Van’da artan nüfusa bağlı olarak meydana gelen Çevre sorunlarını İlke Haber Ajansı’na değerlendiren Van Çevre ve Şehircilik İl Müdürü Mahsum Semerci, yaşanan sorunların önüne geçilmemesi durumunda ileride ciddi sıkıntıların yaşanabileceğine dikkat çekti.
Vatandaşların çevrenin korunması ile ilgili çeşitli eğitim programları ile bilinçlendirilmesi gerektiğini ifade eden Çevre ve Şehircilik İl Müdürü Mahsum Semerci, artan nüfusa bağlı olarak ortaya çıkan çevre kirliliği ve 2011’de yaşanan depremlerden sonra yıktırılmayı bekleyen metruk binalar ile çarpık kentleşme sorunlarının giderilmesi noktasında önemli değerlendirmelerde bulundu.
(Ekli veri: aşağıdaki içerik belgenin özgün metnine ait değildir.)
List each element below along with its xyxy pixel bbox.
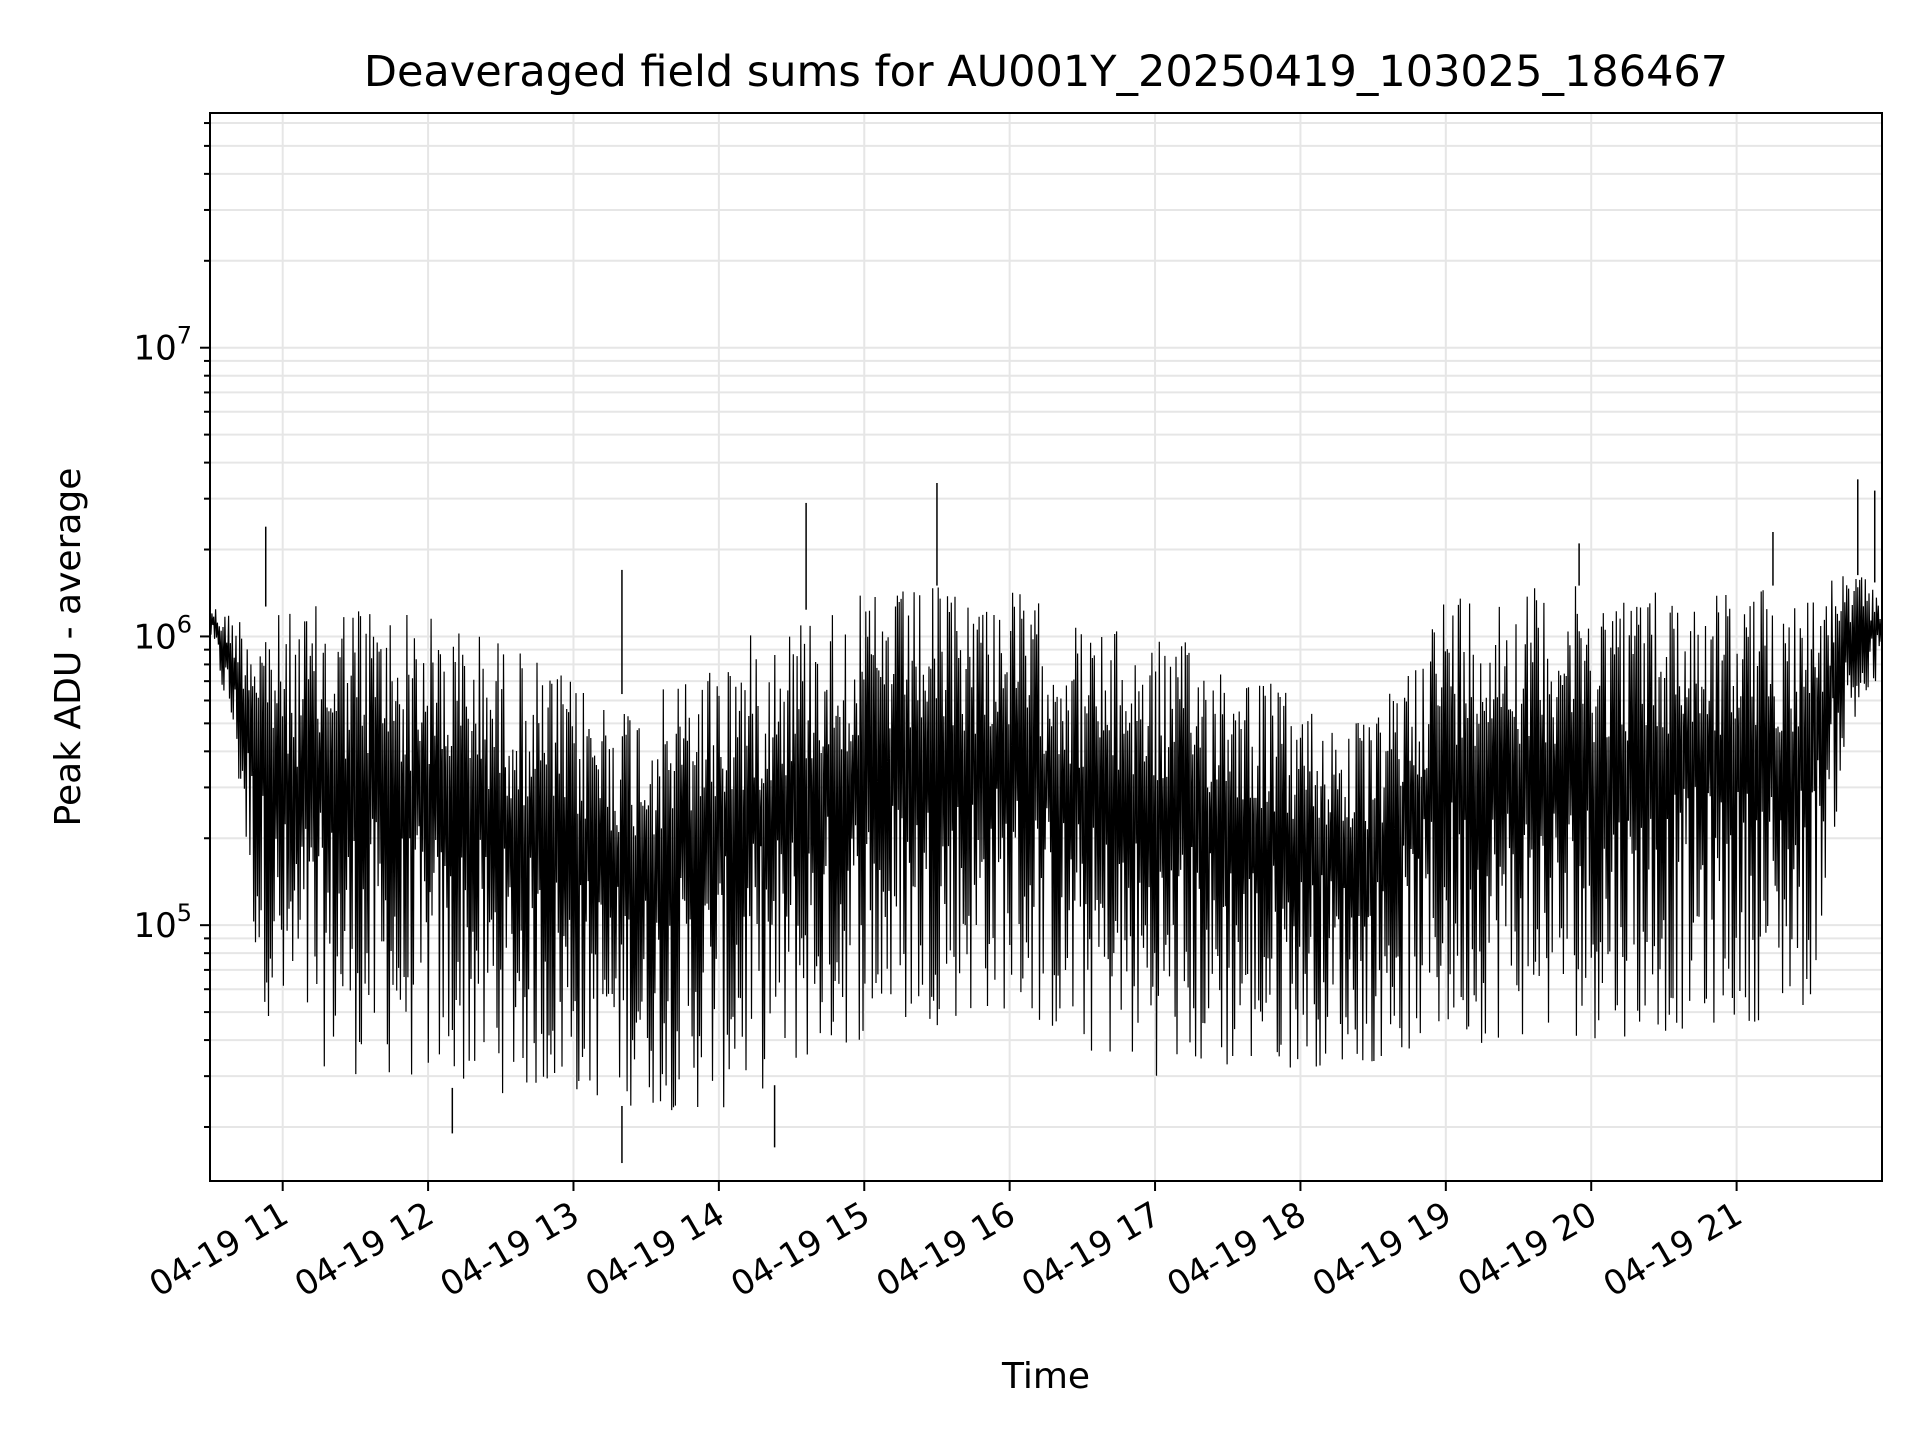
y-tick-label-base: 10: [133, 906, 176, 946]
y-tick-label: 105: [133, 899, 192, 946]
y-tick-label: 107: [133, 322, 192, 369]
plot-frame: [209, 112, 1883, 1182]
series-line: [209, 576, 1883, 1111]
x-tick-label: 04-19 19: [1306, 1194, 1458, 1305]
x-tick-label: 04-19 13: [434, 1194, 586, 1305]
x-tick-label: 04-19 11: [143, 1194, 295, 1305]
x-tick-label: 04-19 21: [1597, 1194, 1749, 1305]
x-tick-label: 04-19 12: [288, 1194, 440, 1305]
x-tick-label: 04-19 18: [1161, 1194, 1313, 1305]
x-tick-label: 04-19 20: [1451, 1194, 1603, 1305]
y-tick-label-base: 10: [133, 617, 176, 657]
y-tick-label: 106: [133, 610, 192, 657]
y-tick-label-exponent: 7: [177, 322, 192, 350]
x-tick-label: 04-19 17: [1015, 1194, 1167, 1305]
x-tick-label: 04-19 16: [870, 1194, 1022, 1305]
x-tick-label: 04-19 15: [724, 1194, 876, 1305]
x-axis-title: Time: [1001, 1356, 1090, 1397]
chart-title: Deaveraged field sums for AU001Y_2025041…: [364, 47, 1728, 97]
y-axis-title: Peak ADU - average: [48, 468, 89, 827]
x-tick-label: 04-19 14: [579, 1194, 731, 1305]
series-layer: [209, 479, 1883, 1164]
y-tick-label-exponent: 5: [177, 899, 192, 927]
y-tick-label-exponent: 6: [177, 610, 192, 638]
y-tick-label-base: 10: [133, 329, 176, 369]
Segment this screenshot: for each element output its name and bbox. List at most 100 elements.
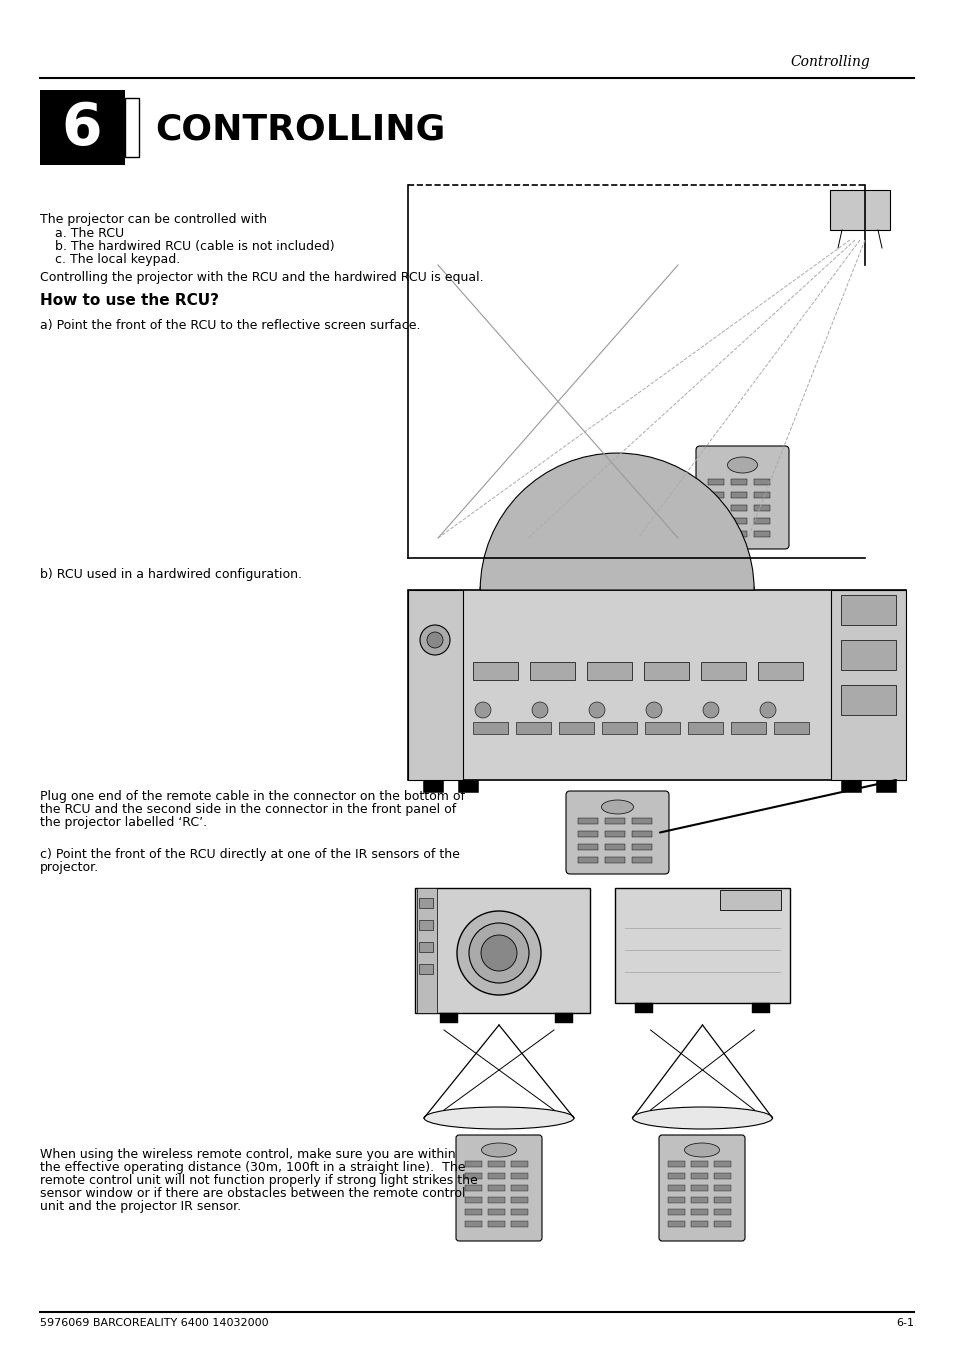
Bar bbox=[488, 1173, 504, 1179]
Bar bbox=[416, 888, 436, 1013]
Bar bbox=[464, 1185, 481, 1192]
Text: projector.: projector. bbox=[40, 861, 99, 874]
Circle shape bbox=[702, 703, 719, 717]
Bar bbox=[516, 721, 551, 734]
Ellipse shape bbox=[632, 1106, 772, 1129]
Bar bbox=[730, 505, 746, 511]
Bar bbox=[690, 1209, 707, 1215]
Circle shape bbox=[456, 911, 540, 994]
Bar bbox=[700, 662, 745, 680]
Ellipse shape bbox=[481, 1143, 516, 1156]
Bar bbox=[418, 942, 433, 952]
Text: When using the wireless remote control, make sure you are within: When using the wireless remote control, … bbox=[40, 1148, 456, 1161]
Bar bbox=[643, 662, 688, 680]
Text: the effective operating distance (30m, 100ft in a straight line).  The: the effective operating distance (30m, 1… bbox=[40, 1161, 465, 1174]
Bar bbox=[457, 780, 477, 792]
Circle shape bbox=[588, 703, 604, 717]
Bar bbox=[558, 721, 594, 734]
Bar bbox=[415, 888, 589, 1013]
FancyBboxPatch shape bbox=[659, 1135, 744, 1242]
Circle shape bbox=[480, 935, 517, 971]
Bar bbox=[631, 857, 651, 863]
Bar bbox=[488, 1185, 504, 1192]
Bar bbox=[667, 1185, 684, 1192]
Bar bbox=[511, 1161, 527, 1167]
Bar bbox=[829, 190, 889, 230]
Bar bbox=[439, 1013, 457, 1023]
Bar bbox=[604, 831, 624, 838]
Bar bbox=[511, 1221, 527, 1227]
Bar bbox=[464, 1209, 481, 1215]
Bar bbox=[418, 920, 433, 929]
Bar bbox=[530, 662, 575, 680]
Text: b) RCU used in a hardwired configuration.: b) RCU used in a hardwired configuration… bbox=[40, 567, 302, 581]
Bar bbox=[488, 1221, 504, 1227]
Bar bbox=[408, 590, 462, 780]
Bar bbox=[713, 1209, 730, 1215]
Bar bbox=[841, 640, 895, 670]
Bar bbox=[511, 1209, 527, 1215]
Bar bbox=[604, 844, 624, 850]
Bar bbox=[473, 662, 517, 680]
Circle shape bbox=[760, 703, 775, 717]
Bar bbox=[667, 1161, 684, 1167]
Bar bbox=[464, 1197, 481, 1202]
Bar bbox=[631, 844, 651, 850]
Ellipse shape bbox=[601, 800, 633, 815]
Bar bbox=[586, 662, 631, 680]
Bar bbox=[604, 817, 624, 824]
Bar bbox=[667, 1197, 684, 1202]
Text: a. The RCU: a. The RCU bbox=[55, 227, 124, 240]
Bar bbox=[690, 1173, 707, 1179]
Text: Controlling the projector with the RCU and the hardwired RCU is equal.: Controlling the projector with the RCU a… bbox=[40, 272, 483, 284]
Bar bbox=[690, 1197, 707, 1202]
Bar bbox=[707, 531, 723, 536]
Text: the projector labelled ‘RC’.: the projector labelled ‘RC’. bbox=[40, 816, 207, 830]
Bar bbox=[667, 1209, 684, 1215]
Bar bbox=[875, 780, 895, 792]
Bar bbox=[408, 590, 905, 780]
Bar bbox=[687, 721, 722, 734]
Bar bbox=[753, 492, 769, 499]
Bar bbox=[730, 517, 746, 524]
Bar bbox=[841, 780, 861, 792]
Bar bbox=[707, 517, 723, 524]
Bar bbox=[707, 505, 723, 511]
Bar bbox=[667, 1221, 684, 1227]
Bar bbox=[751, 1002, 769, 1013]
Text: 6: 6 bbox=[62, 100, 102, 157]
Bar bbox=[555, 1013, 573, 1023]
Bar bbox=[40, 91, 125, 165]
Text: 6-1: 6-1 bbox=[895, 1319, 913, 1328]
Text: a) Point the front of the RCU to the reflective screen surface.: a) Point the front of the RCU to the ref… bbox=[40, 319, 420, 332]
Text: c) Point the front of the RCU directly at one of the IR sensors of the: c) Point the front of the RCU directly a… bbox=[40, 848, 459, 861]
Bar bbox=[464, 1173, 481, 1179]
Circle shape bbox=[645, 703, 661, 717]
Bar bbox=[601, 721, 637, 734]
Bar bbox=[644, 721, 679, 734]
Bar bbox=[713, 1197, 730, 1202]
Bar bbox=[713, 1185, 730, 1192]
Bar bbox=[511, 1197, 527, 1202]
Bar bbox=[758, 662, 802, 680]
Circle shape bbox=[532, 703, 547, 717]
Bar bbox=[720, 890, 781, 911]
Text: c. The local keypad.: c. The local keypad. bbox=[55, 253, 180, 266]
Bar bbox=[730, 492, 746, 499]
Bar bbox=[488, 1197, 504, 1202]
Text: Controlling: Controlling bbox=[789, 55, 869, 69]
FancyBboxPatch shape bbox=[696, 446, 788, 549]
Text: the RCU and the second side in the connector in the front panel of: the RCU and the second side in the conne… bbox=[40, 802, 456, 816]
Text: remote control unit will not function properly if strong light strikes the: remote control unit will not function pr… bbox=[40, 1174, 477, 1188]
Bar bbox=[690, 1221, 707, 1227]
Bar bbox=[511, 1185, 527, 1192]
Circle shape bbox=[419, 626, 450, 655]
Ellipse shape bbox=[684, 1143, 719, 1156]
Bar bbox=[488, 1161, 504, 1167]
Bar bbox=[713, 1161, 730, 1167]
Bar bbox=[690, 1161, 707, 1167]
Bar bbox=[753, 480, 769, 485]
Bar bbox=[578, 844, 598, 850]
Bar bbox=[578, 857, 598, 863]
Bar bbox=[730, 721, 765, 734]
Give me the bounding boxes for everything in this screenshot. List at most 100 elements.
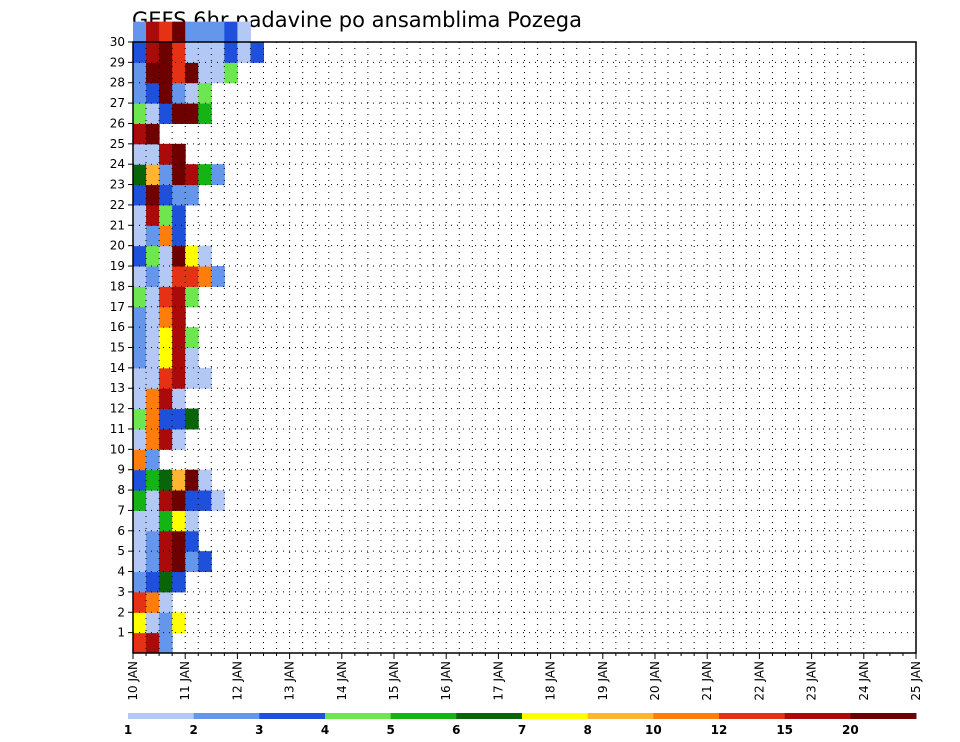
x-tick-label: 16 JAN xyxy=(439,661,453,701)
heatmap-cell xyxy=(211,266,225,287)
heatmap-cell xyxy=(146,327,160,348)
x-tick-label: 18 JAN xyxy=(544,661,558,701)
heatmap-cell xyxy=(159,367,173,389)
heatmap-cell xyxy=(198,164,212,186)
heatmap-cell xyxy=(159,225,173,247)
heatmap-cell xyxy=(198,245,212,267)
heatmap-cell xyxy=(172,469,186,491)
heatmap-cell xyxy=(172,530,186,552)
heatmap-cell xyxy=(133,123,147,145)
y-tick-label: 19 xyxy=(110,259,125,273)
heatmap-cell xyxy=(146,347,160,369)
heatmap-cell xyxy=(172,612,186,634)
heatmap-cell xyxy=(146,612,160,634)
y-tick-label: 26 xyxy=(110,116,125,130)
x-tick-label: 10 JAN xyxy=(126,661,140,701)
heatmap-cell xyxy=(159,428,173,450)
heatmap-cell xyxy=(172,428,186,450)
heatmap-cell xyxy=(172,286,186,308)
heatmap-cell xyxy=(159,21,173,43)
y-tick-label: 9 xyxy=(117,463,125,477)
heatmap-cell xyxy=(133,103,147,124)
colorbar-segment xyxy=(259,713,326,719)
heatmap-cell xyxy=(159,143,173,165)
heatmap-cell xyxy=(133,184,147,206)
heatmap-cell xyxy=(198,21,212,43)
heatmap-cell xyxy=(146,286,160,308)
x-tick-label: 25 JAN xyxy=(909,661,923,701)
heatmap-cell xyxy=(224,42,238,63)
heatmap-cell xyxy=(146,591,160,613)
y-tick-label: 6 xyxy=(117,524,125,538)
y-tick-label: 29 xyxy=(110,55,125,69)
heatmap-cell xyxy=(146,510,160,532)
heatmap-cell xyxy=(172,42,186,63)
heatmap-cell xyxy=(172,306,186,328)
heatmap-cell xyxy=(172,21,186,43)
heatmap-cell xyxy=(198,62,212,84)
y-tick-label: 27 xyxy=(110,96,125,110)
heatmap-cell xyxy=(133,82,147,104)
heatmap-cell xyxy=(133,428,147,450)
x-tick-label: 24 JAN xyxy=(857,661,871,701)
colorbar-segment xyxy=(850,713,917,719)
heatmap-cell xyxy=(159,551,173,573)
heatmap-cell xyxy=(133,388,147,410)
heatmap-cell xyxy=(133,367,147,389)
heatmap-cell xyxy=(133,21,147,43)
heatmap-cells xyxy=(133,21,264,654)
heatmap-cell xyxy=(172,82,186,104)
heatmap-cell xyxy=(133,306,147,328)
heatmap-cell xyxy=(159,632,173,654)
heatmap-cell xyxy=(172,510,186,532)
heatmap-cell xyxy=(159,286,173,308)
x-tick-label: 22 JAN xyxy=(752,661,766,701)
y-tick-label: 5 xyxy=(117,544,125,558)
heatmap-cell xyxy=(146,123,160,145)
y-tick-label: 13 xyxy=(110,381,125,395)
heatmap-cell xyxy=(198,266,212,287)
heatmap-cell xyxy=(133,204,147,226)
heatmap-cell xyxy=(133,449,147,471)
x-tick-label: 13 JAN xyxy=(283,661,297,701)
y-tick-label: 22 xyxy=(110,198,125,212)
heatmap-cell xyxy=(159,469,173,491)
heatmap-cell xyxy=(185,469,199,491)
y-tick-label: 10 xyxy=(110,442,125,456)
heatmap-cell xyxy=(185,510,199,532)
colorbar-segment xyxy=(719,713,786,719)
x-tick-label: 11 JAN xyxy=(178,661,192,701)
x-tick-label: 20 JAN xyxy=(648,661,662,701)
heatmap-cell xyxy=(146,82,160,104)
heatmap-cell xyxy=(185,327,199,348)
heatmap-cell xyxy=(133,266,147,287)
y-tick-label: 23 xyxy=(110,178,125,192)
heatmap-cell xyxy=(198,551,212,573)
heatmap-cell xyxy=(159,591,173,613)
y-tick-label: 25 xyxy=(110,137,125,151)
heatmap-cell xyxy=(159,571,173,593)
heatmap-cell xyxy=(237,21,251,43)
plot-frame xyxy=(132,41,917,654)
heatmap-cell xyxy=(133,530,147,552)
heatmap-cell xyxy=(198,42,212,63)
heatmap-cell xyxy=(211,490,225,511)
x-axis: 10 JAN 11 JAN 12 JAN 13 JAN 14 JAN 15 JAN 16 J… xyxy=(126,653,923,701)
heatmap-cell xyxy=(146,184,160,206)
heatmap-cell xyxy=(146,62,160,84)
heatmap-cell xyxy=(198,103,212,124)
y-tick-label: 14 xyxy=(110,361,125,375)
heatmap-cell xyxy=(185,184,199,206)
heatmap-cell xyxy=(172,266,186,287)
heatmap-cell xyxy=(146,388,160,410)
colorbar-label: 1 xyxy=(124,723,132,737)
heatmap-cell xyxy=(146,245,160,267)
heatmap-cell xyxy=(133,286,147,308)
heatmap-cell xyxy=(185,21,199,43)
colorbar-label: 5 xyxy=(386,723,394,737)
heatmap-cell xyxy=(172,551,186,573)
heatmap-cell xyxy=(159,388,173,410)
heatmap-cell xyxy=(172,164,186,186)
y-tick-label: 20 xyxy=(110,239,125,253)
“Ahır ve Hayvan pazarları şehir dışına çıkarılıyor”
Ahır ve hayvan pazarları ile ilgili kendilerine gelen şikâyetlere istinaden yaptıkları denetimler sonucunda, ahırların şehir içinden belediyelerce çıkarılması ve şehir dışında belirlenecek yerlere taşınması için gerekli yazışmaların yapıldığını anlatan Müdür Mahsum Semerci, “Bir projeye başlamadan önce projenin çevreye olan etkileri iyi belirlenmeli ve yasal süreç uygulanmalıdır. Proje hayata geçirildikten sonra da çevreye etkileri takip edilmeli oluşabilecek zararların önüne geçmek için tesislerde gerekli çalışmalar yapmalıdır.” dedi.
Atık meddeler rast gele atılamamalı
Gelecek nesiller açısından da hayati öneme sahip olan çevre kirliliğinin önüne geçilmesi gerektiğini ifade eden Semerci, “İnsanlar atıklarını gelişi güzel atmamalı, belirlenen noktalara bırakmalı, atık sularını direkt göle vermemeli varsa kanalizasyon sistemine vermeli ya da oluşturacağı sızdırmaz fosseptik kuyularında biriktirmeli daha sonrasında da vidanjörle çektirip arıtma tesislerine vermelidir. Evlerimizde ya da iş yerlerimizde oluşan atık yağlar arıtılmadan su kaynaklarına verilmemelidir. Çok az miktarda yağın büyük bir su kaynağına büyük zararlar verebileceği unutulmamalıdır.” İfadelerini kullandı.
Vangölü havzasının kirletildiği yönündeki bir soruya ise Semerci, havzanın korunması için eylem planları ve kurumların katıldığı toplantılar yapıldığını hatırlatarak, “Bu kapsamda kirliliğin önlenmesi için hem bakanlığımız hem de yerel yönetimlerin havzanın korunması yönünde çalışmaları vardır. Bu çalışmalardan en önemlisi atık suların havzaya verdiği zararı önlemek için arıtma tesisi yapımları olup ve şu anda birkaç arıtma tesisinin inşası bitmiştir. Bir kaç tane arıtma tesisinin inşaatı da devam etmektedir.” diye konuştu.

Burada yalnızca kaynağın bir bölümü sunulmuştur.